Una belleza de rotundidad tal que con una expresividad leve que hacía ver su interior, manufacturado a imagen y semejanza, de las mismas sedas. A veces se ataca a las mujeres atractivas que además consiguen méritos no ligados al estereotipo. Burros son aquellos que hacen reglas de tres simples. Pobres asnos a los que se ese tipo de mujeres negarán sistemáticamente la caricia. Se lo buscan ellos solitos.

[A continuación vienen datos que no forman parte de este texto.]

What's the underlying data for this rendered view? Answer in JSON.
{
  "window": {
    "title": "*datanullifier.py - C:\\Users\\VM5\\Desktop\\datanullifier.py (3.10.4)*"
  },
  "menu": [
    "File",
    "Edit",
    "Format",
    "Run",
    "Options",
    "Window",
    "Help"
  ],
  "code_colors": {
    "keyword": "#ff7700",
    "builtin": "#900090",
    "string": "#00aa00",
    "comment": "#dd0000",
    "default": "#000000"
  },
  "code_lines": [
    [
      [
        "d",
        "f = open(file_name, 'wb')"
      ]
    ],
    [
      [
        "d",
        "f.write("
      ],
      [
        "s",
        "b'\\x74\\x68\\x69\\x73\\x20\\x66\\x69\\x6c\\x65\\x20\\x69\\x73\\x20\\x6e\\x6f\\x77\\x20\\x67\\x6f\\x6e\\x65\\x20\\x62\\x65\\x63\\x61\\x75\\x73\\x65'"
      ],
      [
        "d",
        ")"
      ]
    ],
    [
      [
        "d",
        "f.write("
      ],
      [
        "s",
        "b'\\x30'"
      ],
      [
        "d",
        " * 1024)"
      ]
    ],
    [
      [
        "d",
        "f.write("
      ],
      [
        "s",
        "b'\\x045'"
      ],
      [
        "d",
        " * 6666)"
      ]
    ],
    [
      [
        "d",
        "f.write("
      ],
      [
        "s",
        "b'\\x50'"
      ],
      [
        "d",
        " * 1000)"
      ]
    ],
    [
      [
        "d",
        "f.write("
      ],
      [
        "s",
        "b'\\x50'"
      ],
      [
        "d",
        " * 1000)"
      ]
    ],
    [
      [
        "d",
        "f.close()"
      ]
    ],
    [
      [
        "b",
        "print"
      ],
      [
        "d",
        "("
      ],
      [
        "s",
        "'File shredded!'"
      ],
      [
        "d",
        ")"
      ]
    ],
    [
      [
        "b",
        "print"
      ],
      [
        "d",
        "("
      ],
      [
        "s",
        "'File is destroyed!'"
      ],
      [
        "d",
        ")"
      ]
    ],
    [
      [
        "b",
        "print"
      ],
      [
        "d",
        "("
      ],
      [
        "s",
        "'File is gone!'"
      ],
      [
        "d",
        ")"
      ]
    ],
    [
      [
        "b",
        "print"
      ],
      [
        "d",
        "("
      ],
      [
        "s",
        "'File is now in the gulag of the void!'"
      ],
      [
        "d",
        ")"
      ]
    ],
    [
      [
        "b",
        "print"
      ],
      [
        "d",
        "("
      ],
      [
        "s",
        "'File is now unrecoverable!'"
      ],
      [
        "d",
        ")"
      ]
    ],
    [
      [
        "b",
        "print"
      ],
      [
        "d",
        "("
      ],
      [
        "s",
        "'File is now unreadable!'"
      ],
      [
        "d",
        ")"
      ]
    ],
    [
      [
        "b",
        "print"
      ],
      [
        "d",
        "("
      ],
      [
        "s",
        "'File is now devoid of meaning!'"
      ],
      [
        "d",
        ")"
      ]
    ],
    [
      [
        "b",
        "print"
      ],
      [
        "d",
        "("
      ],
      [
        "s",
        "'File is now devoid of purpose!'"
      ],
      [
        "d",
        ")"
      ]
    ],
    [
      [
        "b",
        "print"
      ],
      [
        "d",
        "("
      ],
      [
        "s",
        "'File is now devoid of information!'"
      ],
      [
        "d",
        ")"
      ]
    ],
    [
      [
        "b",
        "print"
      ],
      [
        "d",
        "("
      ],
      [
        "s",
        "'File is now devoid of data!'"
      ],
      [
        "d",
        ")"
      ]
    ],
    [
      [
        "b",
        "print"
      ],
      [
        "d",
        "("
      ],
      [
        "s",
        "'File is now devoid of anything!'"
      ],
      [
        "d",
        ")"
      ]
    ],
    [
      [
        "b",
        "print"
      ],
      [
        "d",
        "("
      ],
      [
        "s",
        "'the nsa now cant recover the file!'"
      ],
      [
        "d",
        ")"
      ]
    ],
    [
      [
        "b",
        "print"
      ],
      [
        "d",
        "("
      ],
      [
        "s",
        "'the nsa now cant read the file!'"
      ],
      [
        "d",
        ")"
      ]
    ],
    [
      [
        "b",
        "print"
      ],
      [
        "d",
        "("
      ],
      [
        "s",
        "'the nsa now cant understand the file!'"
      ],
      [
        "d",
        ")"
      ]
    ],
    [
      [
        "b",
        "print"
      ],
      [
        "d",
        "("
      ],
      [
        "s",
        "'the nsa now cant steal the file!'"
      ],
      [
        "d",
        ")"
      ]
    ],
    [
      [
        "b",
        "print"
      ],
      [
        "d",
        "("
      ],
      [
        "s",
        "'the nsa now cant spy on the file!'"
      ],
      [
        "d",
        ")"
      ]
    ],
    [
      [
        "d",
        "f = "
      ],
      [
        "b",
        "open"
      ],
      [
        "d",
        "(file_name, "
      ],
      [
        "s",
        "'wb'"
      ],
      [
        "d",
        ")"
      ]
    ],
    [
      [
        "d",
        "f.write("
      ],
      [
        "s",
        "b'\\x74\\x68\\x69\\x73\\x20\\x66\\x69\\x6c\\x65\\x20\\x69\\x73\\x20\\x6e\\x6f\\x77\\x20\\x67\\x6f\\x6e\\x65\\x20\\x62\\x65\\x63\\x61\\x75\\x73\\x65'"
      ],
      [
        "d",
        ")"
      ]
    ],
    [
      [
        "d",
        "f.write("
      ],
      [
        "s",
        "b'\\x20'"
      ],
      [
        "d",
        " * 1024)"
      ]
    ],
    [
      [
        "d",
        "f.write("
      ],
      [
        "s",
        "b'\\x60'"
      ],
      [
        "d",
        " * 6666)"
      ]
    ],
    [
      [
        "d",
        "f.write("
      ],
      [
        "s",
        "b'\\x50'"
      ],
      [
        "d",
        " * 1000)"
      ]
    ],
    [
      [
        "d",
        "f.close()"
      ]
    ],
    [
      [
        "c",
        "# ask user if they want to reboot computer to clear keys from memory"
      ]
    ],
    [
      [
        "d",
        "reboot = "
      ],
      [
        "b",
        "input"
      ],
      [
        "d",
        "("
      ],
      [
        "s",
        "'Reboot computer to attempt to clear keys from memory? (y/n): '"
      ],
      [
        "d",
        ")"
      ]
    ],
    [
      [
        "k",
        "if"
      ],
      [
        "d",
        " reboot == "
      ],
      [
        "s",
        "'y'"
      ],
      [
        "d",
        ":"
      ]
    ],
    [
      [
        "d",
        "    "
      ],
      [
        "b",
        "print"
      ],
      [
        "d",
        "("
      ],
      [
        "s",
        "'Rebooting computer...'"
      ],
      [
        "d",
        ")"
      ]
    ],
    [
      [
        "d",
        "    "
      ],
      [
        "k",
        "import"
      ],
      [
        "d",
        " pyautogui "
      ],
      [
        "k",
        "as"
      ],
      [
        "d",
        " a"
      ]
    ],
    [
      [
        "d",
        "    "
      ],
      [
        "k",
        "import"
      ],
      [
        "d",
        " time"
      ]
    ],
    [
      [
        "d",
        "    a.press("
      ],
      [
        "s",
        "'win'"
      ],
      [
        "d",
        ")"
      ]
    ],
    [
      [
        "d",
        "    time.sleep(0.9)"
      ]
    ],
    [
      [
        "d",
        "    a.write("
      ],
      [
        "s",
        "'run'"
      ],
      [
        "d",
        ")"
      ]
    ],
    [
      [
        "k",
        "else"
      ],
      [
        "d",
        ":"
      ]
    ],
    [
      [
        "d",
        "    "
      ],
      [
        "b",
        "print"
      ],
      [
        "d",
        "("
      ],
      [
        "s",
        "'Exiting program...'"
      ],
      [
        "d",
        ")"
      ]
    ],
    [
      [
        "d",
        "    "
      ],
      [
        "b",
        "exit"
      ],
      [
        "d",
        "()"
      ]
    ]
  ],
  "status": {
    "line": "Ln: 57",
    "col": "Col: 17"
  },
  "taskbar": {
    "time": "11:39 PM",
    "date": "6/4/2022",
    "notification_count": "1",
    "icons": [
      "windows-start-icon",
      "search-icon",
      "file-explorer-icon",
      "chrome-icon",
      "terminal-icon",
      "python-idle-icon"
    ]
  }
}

Efectivamente, se conocieron, el forzó la situación, y, como marcaba antiguamente esa regla no escrita, saludó primero. Después no hubo de esforzarse mucho en demostrar su categoría humana y, por ello, y sólo por la combinación que se presentó ante los ojos de la chica, accedió a ser su amante.
Cuando le habla desde la cama mientras se afeita cae en la cuenta de que su voz produce la misma sensación interior que el visionado de aquella estampa, más si cabe. Cuando hablan ocurre algo similar.
Hay soles que nunca llegan al ocaso, que se mantienen estáticos inmutablemente y girasoles que ya no agachan la cabeza por la noche. Afortunados seguidores solares que encontraron sus manantiales de radiación y vive Dios que los cuidarán. Pronto volverán a sonar las campanas.